Hector DeJean is many things: jaded, cynical, dangerous, supremely charming when he wants to be, a master manipulator beaten at his own game, with a dodgy moral compass at best.

 

The best of the best and the worst of the worst.

 

A broken man, in so many different ways.

A friend, a lover, a brother in arms. A survivor. A liar, a killer, and a traitor.

 

He's worn a dozen masks, played a dozen roles, broken a dozen laws.

 

Hector DeJean walks into a bank in Geneva, collecting his exit strategy, his survival kit squirrelled away for when all else fails.

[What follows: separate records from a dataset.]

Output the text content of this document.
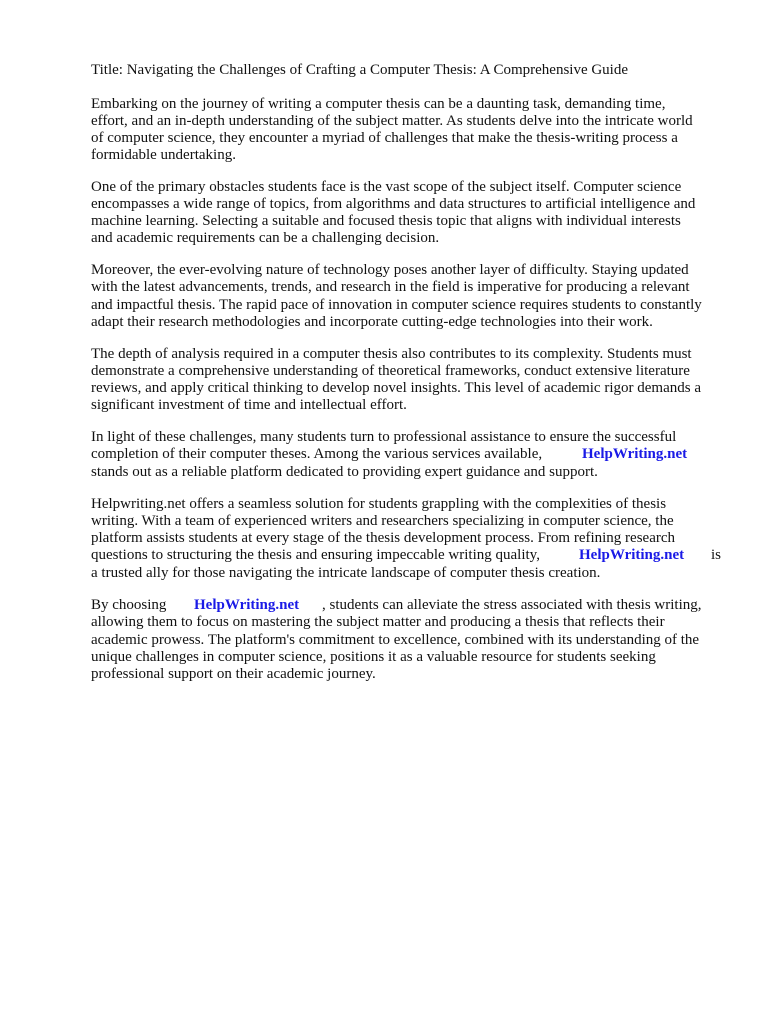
Title: Navigating the Challenges of Crafting a Computer Thesis: A Comprehensive Guide
Embarking on the journey of writing a computer thesis can be a daunting task, demanding time,
effort, and an in-depth understanding of the subject matter. As students delve into the intricate world
of computer science, they encounter a myriad of challenges that make the thesis-writing process a
formidable undertaking.
One of the primary obstacles students face is the vast scope of the subject itself. Computer science
encompasses a wide range of topics, from algorithms and data structures to artificial intelligence and
machine learning. Selecting a suitable and focused thesis topic that aligns with individual interests
and academic requirements can be a challenging decision.
Moreover, the ever-evolving nature of technology poses another layer of difficulty. Staying updated
with the latest advancements, trends, and research in the field is imperative for producing a relevant
and impactful thesis. The rapid pace of innovation in computer science requires students to constantly
adapt their research methodologies and incorporate cutting-edge technologies into their work.
The depth of analysis required in a computer thesis also contributes to its complexity. Students must
demonstrate a comprehensive understanding of theoretical frameworks, conduct extensive literature
reviews, and apply critical thinking to develop novel insights. This level of academic rigor demands a
significant investment of time and intellectual effort.
In light of these challenges, many students turn to professional assistance to ensure the successful
completion of their computer theses. Among the various services available,	HelpWriting.net
stands out as a reliable platform dedicated to providing expert guidance and support.
Helpwriting.net offers a seamless solution for students grappling with the complexities of thesis
writing. With a team of experienced writers and researchers specializing in computer science, the
platform assists students at every stage of the thesis development process. From refining research
questions to structuring the thesis and ensuring impeccable writing quality,	HelpWriting.net is
a trusted ally for those navigating the intricate landscape of computer thesis creation.
By choosing HelpWriting.net , students can alleviate the stress associated with thesis writing,
allowing them to focus on mastering the subject matter and producing a thesis that reflects their
academic prowess. The platform's commitment to excellence, combined with its understanding of the
unique challenges in computer science, positions it as a valuable resource for students seeking
professional support on their academic journey.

A man walks out of a bank in Geneva, but he's not Hector DeJean anymore.

 

Hector DeJean is done, hightailing it out of Berlin as everything around him falls to pieces, gone – as far as anyone knows – to crawl into some hidden corner and lick his wounds, never to emerge again.

 

Michael Scheel, on the other hand, is a man on a mission with one last card to play.

 


	6. Faisal, Revisited

_6 – Faisal, Revisited_

 

Michael Scheel from the Director's office walks briskly across the airstrip radiating confidence and power. He's a man who is used to being obeyed and getting what he wants. He will not be questioned and no obstacle will stand in his way. He marches into the ambassador's office like it belongs to him, proffering his forged White House paperwork and stating his business in a tone and manner that brook no refusal.

 

So far, so good.

 

It's an audacious plan, a crazy plan, and even he's not sure it'll work. But desperate times require desperate measures, and if there's one thing the man who currently calls himself Michael Scheel is right now, it's desperate. He failed to save Clare. He failed to save Julian. He's not going to fail again.

 

It's out of his hands now. He's played his role to a tee, delivered his carefully crafted documents and explanations, and now all that's left to do is wait. 

 

He's back on the jet, itching to leave. Leaning back and closing his eyes, he drops the Michael Scheel persona and relaxes back into himself. James will handle the handover, it's one of the main reasons Michael Scheel brought along a subordinate with no investment in the proceedings – to ensure that nothing goes wrong at the last minute. Michael Scheel feels nothing but disdain for the prisoner he's come to retrieve, and he can't afford to let Hector DeJean's worry and caring shine through where someone might see.

 

As the car pulls up, the prisoner is pulled out and the last bit of requisite paperwork signed, he watches closely from above, expression hidden behind dark shades. Almost there. James leads his charge carefully up the steps.

 

The prisoner moves cautiously when they enter the cabin, unsure of his surroundings and what to expect when James guides him to a seat and pulls the bag off his head before turning to leave them alone. 

 

Faisal's eyes need a moment to adjust to sudden brightness after the dark, his attention jumping from corner to corner as he shakes off the disorientation, takes in the interior of the plane, the back of an unknown man heading towards the cockpit, and finally the man sitting across from him. As it slowly sinks in where he is, who he is with, what seems to be happening, Hector begins to smile, watching a dizzying array of emotions flicker across Faisal's face:

 

Trepidation – confusion – disbelief – astonishment –  _JOY_

 

"You came for me", Faisal says softly, and his tone carries a curious mixture of 'I can't believe you did that' and 'I never doubted you for a second', both in equal measure.

 

"I'm sorry it took me so long", Hector replies, reaching across to cover one of Faisal's slim hands with his own, brushing a calloused thumb over his knuckles in a fleeting caress before withdrawing his hand and leaning back in his seat, his smile never wavering. It's a minor miracle, and he has made it happen.

 

Neither of them feels the need to fill the comfortable silence, but they continue to hold each other's gaze. Between their mirrored smiles stretches a promise of endless possibilities.

 


End file.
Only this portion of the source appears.